Sriram realises it is time to reach the third level, way beyond the hands-on Vasudeva-type of leadership, beyond even the impersonal rule-making Chakravarti-type of leadership. But how? The answer is the toughest and the softest aspect of leadership, one that many leaders avoid because it involves giving up control. Sriram has to let his team go. He has to empower everyone to function independently. Even in his absence, without any remote control, he must be able to get them to willingly do what he expects them to do. How does he do that? By investing time and energy to make his vision, their vision. This needs to be enthusiastically and energetically cascaded down the organisation.

Can this happen? It did, in a small government office in a small district headquarters. The visiting minister noticed that the toilets were exceptionally clean. “Is it because the supervisor keeps a close watch over them?” he asked. “No,” said the head clerk. “Is it because the incentives are good?” “No,” said the head clerk . “How then did it happen?” asked the curious minister. The head clerk replied, “Because they are internally motivated to keep the place clean.

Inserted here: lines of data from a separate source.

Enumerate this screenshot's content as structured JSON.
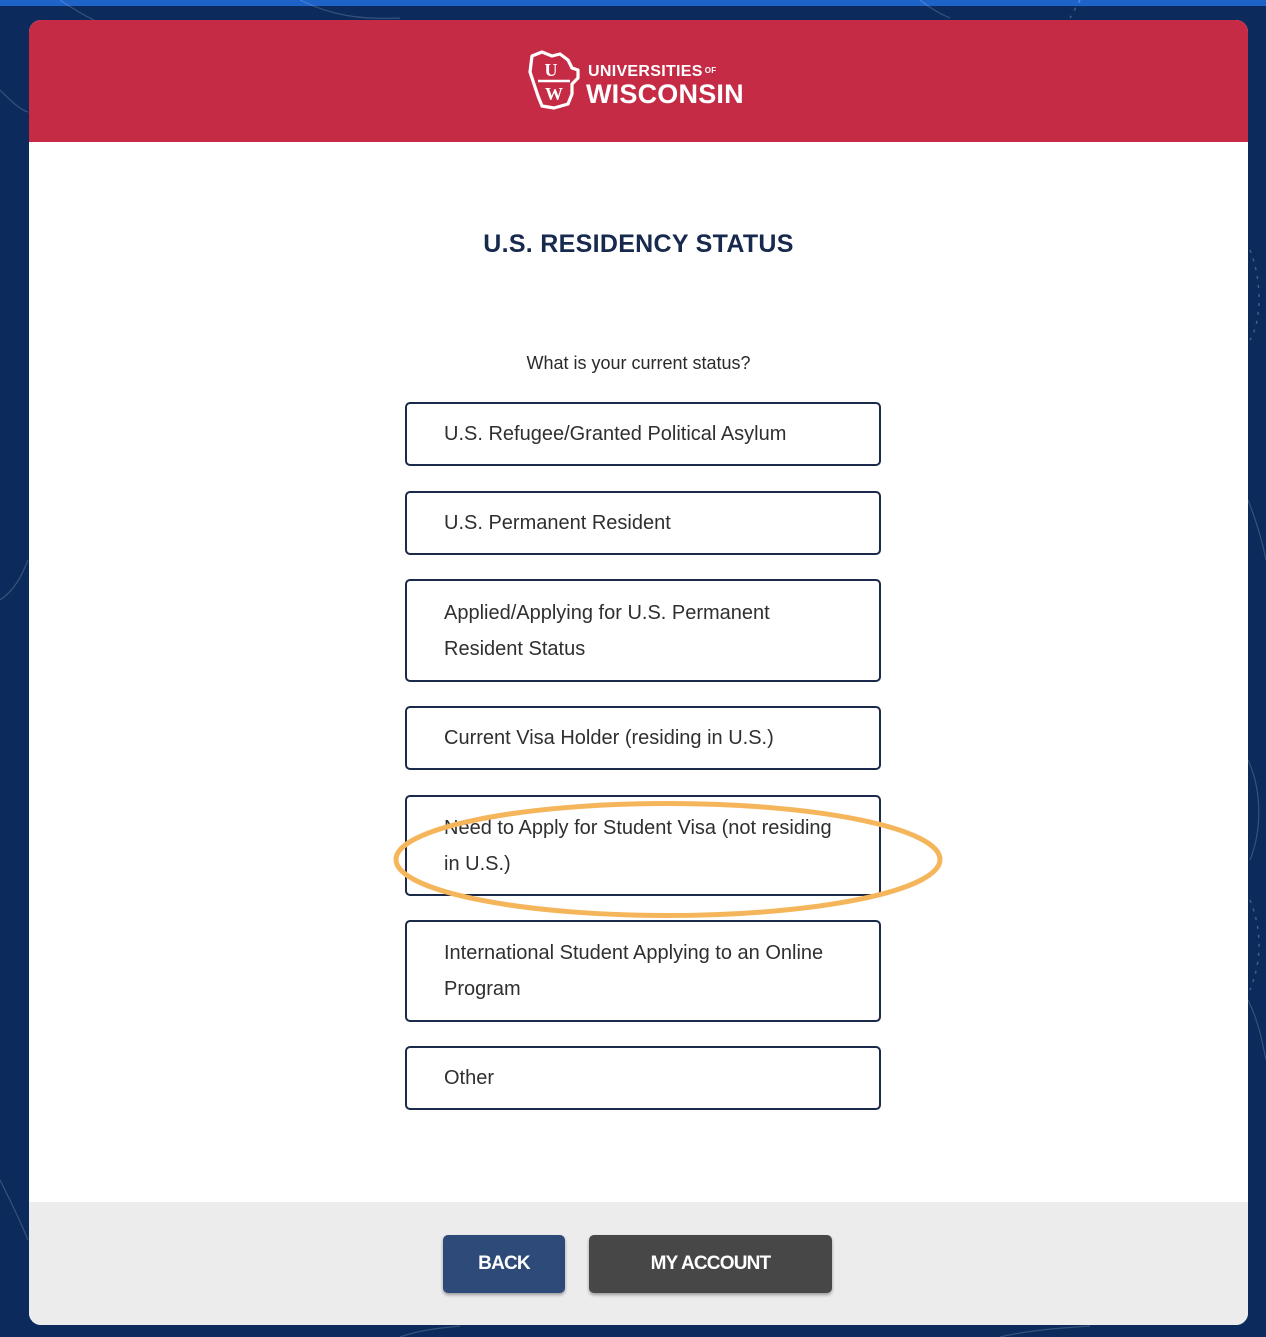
{
  "brand": {
    "line1": "UNIVERSITIES",
    "line1_of": "OF",
    "line2": "WISCONSIN",
    "mark_top": "U",
    "mark_bottom": "W"
  },
  "page": {
    "title": "U.S. RESIDENCY STATUS",
    "question": "What is your current status?"
  },
  "options": [
    "U.S. Refugee/Granted Political Asylum",
    "U.S. Permanent Resident",
    "Applied/Applying for U.S. Permanent Resident Status",
    "Current Visa Holder (residing in U.S.)",
    "Need to Apply for Student Visa (not residing in U.S.)",
    "International Student Applying to an Online Program",
    "Other"
  ],
  "footer": {
    "back_label": "BACK",
    "account_label": "MY ACCOUNT"
  },
  "colors": {
    "header": "#c52b45",
    "page_background": "#0c2b5c",
    "title": "#17294d",
    "back_button": "#2d4a78",
    "account_button": "#474747",
    "highlight_ring": "#f5b55a"
  }
}
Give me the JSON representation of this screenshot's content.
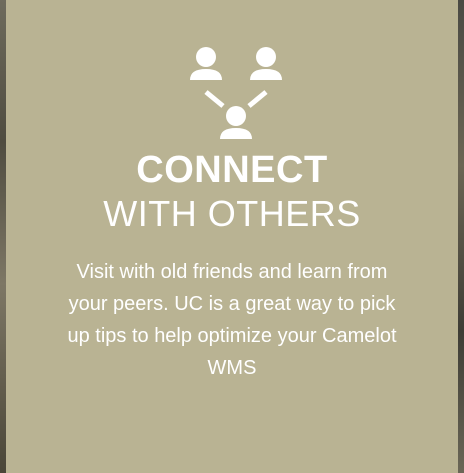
{
  "card": {
    "icon": "connect-people-icon",
    "title_strong": "CONNECT",
    "title_light": "WITH OTHERS",
    "body": "Visit with old friends and learn from your peers. UC is a great way to pick up tips to help optimize your Camelot WMS",
    "colors": {
      "panel": "#b9b393",
      "text": "#ffffff"
    }
  }
}
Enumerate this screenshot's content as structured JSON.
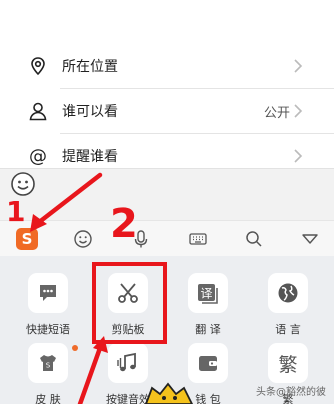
{
  "settings": {
    "location": {
      "label": "所在位置"
    },
    "visibility": {
      "label": "谁可以看",
      "value": "公开"
    },
    "remind": {
      "label": "提醒谁看"
    }
  },
  "keyboard_toolbar": {
    "icons": [
      "sogou-logo-icon",
      "emoji-icon",
      "microphone-icon",
      "keyboard-icon",
      "search-icon",
      "collapse-icon"
    ],
    "sogou_glyph": "S"
  },
  "panel": {
    "tiles": [
      {
        "label": "快捷短语",
        "icon": "quick-phrase-icon"
      },
      {
        "label": "剪贴板",
        "icon": "scissors-icon"
      },
      {
        "label": "翻 译",
        "icon": "translate-icon",
        "glyph": "译"
      },
      {
        "label": "语 言",
        "icon": "globe-icon"
      },
      {
        "label": "皮 肤",
        "icon": "skin-icon"
      },
      {
        "label": "按键音效",
        "icon": "music-icon"
      },
      {
        "label": "钱 包",
        "icon": "wallet-icon"
      },
      {
        "label": "繁",
        "icon": "traditional-icon",
        "glyph": "繁"
      }
    ]
  },
  "annotations": {
    "step1": "1",
    "step2": "2",
    "color": "#e8161c"
  },
  "watermark": "头条@豁然的彼"
}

Many months ago we began the practice of having tea together, everyone from the chief to the watchman, taking about everyday things, until we realised that this is not merely the office of the government, it is the place where each and everyone of us spends a quarter of our life. Suddenly cleanliness of a place where we spend a quarter of life became important. Since the day of the realisation, we all, not just the sweepers, work towards keeping every part of the office clean.” Who made this happen? Who organised the first office meeting over tea? The head clerk does not say. He does not remember . Does it matter? A Tirthankara functions far beyond the desire for personal glory.